The board also obtained permission from the Thornton Wilder family to use the name of the author of "My Town" on the facility.

Aihir said that the twice-a-year "Black Fly Story Hour" event is a fundraising event for the center, and it may continue to some extent, but once a large gathering, more specific plans for the event must be discussed. Feasible again.

Eichler said that the community has been building a new performing arts center in high schools since 2012, mainly driven by parents and students who are interested in drama and music. Eicher said the school’s current Lucy Herring Theatre can accommodate 200 people, and because it meets the needs of most schools, it is too small and restricts backstage space and seating.

Eicher said: "We see a lack and demand, and there are many performance groups in the area looking for larger, acoustically suitable performance venues." "Some of our performance groups are bringing performances to the area and in townhouses. Or when we perform well in the church, it is indeed admirable. But for a region that embraces art so much, we really lack cohesion."

Other regional projects have achieved greater success and will be realized this year.

In Jaffrey, after ten years of planning and fundraising, Jaffrey Park Theatre has recently completed the reconstruction of its building on Jaffrey Avenue, and hopes to open as a cinema and performing arts center in 2021. The theater includes a main auditorium with a capacity of 350 seats. The auditorium has a stage, including a dressing room, orchestra, storage room and stage flies. In addition, there is an auditorium and conference room with a capacity of 100 seats for small performances.

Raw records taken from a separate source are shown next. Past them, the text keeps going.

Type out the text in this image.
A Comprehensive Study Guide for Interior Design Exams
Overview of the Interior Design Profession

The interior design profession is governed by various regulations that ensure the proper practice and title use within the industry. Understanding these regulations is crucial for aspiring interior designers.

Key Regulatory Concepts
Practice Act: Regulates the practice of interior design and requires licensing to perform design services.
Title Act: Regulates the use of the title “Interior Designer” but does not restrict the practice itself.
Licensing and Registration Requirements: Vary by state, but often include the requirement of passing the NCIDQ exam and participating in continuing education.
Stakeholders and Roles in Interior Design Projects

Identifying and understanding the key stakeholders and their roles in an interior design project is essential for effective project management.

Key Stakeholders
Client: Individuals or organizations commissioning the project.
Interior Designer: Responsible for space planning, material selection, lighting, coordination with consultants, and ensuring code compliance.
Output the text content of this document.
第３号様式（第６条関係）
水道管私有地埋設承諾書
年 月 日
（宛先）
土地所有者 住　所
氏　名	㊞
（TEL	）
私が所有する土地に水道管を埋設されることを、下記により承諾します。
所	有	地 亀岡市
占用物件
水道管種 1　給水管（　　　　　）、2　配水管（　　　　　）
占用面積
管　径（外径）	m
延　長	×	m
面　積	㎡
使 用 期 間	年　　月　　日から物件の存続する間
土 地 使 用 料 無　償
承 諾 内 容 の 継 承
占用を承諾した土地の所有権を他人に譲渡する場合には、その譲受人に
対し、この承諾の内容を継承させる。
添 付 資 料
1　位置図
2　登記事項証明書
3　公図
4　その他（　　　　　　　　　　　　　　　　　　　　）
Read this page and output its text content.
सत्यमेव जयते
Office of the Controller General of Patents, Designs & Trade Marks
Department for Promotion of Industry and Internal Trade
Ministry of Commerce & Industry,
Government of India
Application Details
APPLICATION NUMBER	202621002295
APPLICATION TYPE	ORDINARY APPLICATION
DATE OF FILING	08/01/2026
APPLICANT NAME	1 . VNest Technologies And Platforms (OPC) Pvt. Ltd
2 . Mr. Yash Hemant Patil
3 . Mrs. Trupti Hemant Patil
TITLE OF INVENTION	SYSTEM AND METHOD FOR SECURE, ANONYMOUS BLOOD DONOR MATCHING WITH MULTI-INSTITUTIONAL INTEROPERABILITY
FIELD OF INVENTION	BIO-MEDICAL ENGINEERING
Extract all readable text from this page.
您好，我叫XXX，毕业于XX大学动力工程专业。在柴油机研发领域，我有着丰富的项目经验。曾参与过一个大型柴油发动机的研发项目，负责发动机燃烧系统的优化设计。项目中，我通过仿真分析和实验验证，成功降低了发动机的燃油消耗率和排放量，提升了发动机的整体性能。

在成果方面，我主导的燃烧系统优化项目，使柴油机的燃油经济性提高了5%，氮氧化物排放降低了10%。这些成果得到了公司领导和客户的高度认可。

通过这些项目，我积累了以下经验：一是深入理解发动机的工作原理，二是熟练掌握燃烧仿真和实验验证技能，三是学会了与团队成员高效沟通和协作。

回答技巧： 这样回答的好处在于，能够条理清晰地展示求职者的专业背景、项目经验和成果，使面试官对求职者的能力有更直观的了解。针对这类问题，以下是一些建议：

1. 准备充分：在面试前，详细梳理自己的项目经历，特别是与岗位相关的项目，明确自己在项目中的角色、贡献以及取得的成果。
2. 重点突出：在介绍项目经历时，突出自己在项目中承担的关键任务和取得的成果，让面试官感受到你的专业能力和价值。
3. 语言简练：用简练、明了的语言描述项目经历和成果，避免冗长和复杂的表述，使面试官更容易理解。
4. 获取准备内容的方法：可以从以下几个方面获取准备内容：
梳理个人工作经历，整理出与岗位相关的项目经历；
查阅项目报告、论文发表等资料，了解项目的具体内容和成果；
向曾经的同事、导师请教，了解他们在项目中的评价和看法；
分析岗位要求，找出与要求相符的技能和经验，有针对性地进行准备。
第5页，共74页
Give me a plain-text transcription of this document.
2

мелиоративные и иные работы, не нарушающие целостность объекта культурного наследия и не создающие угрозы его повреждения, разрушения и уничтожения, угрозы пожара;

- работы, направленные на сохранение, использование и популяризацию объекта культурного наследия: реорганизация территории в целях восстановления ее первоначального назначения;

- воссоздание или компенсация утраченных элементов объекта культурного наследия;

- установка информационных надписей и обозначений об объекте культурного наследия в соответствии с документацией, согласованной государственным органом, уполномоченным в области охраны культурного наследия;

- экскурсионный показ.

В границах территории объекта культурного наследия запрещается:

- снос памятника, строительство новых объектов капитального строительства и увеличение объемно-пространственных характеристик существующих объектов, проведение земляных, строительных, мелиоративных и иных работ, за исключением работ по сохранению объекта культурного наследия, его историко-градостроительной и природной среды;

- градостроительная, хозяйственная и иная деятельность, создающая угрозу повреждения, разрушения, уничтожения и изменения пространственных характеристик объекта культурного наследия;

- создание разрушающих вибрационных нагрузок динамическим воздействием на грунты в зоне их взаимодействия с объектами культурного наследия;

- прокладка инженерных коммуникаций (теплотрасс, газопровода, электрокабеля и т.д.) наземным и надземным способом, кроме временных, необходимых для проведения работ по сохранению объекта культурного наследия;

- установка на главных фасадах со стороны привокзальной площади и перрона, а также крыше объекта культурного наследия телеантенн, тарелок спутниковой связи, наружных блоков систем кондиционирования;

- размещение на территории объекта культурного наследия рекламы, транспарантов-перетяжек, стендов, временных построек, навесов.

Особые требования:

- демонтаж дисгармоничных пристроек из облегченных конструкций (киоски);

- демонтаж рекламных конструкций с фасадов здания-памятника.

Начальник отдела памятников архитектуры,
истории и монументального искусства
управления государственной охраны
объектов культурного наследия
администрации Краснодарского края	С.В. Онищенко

The Peterborough Town Library also broke ground in 2020, which includes a meeting room with a capacity of 120 people, which uses advanced sound and media for acoustic tuning and can be used as a small performance space.

Aihir said these successes are encouraging.

"I don't think it's an option," Aihir said. "Rising rides raise all ships. I want to see all these projects succeed. Our strength will never be there."

Aihir said that he hopes to see the dream continue, or to relive the dream in the future, but he said: "The timing is wrong."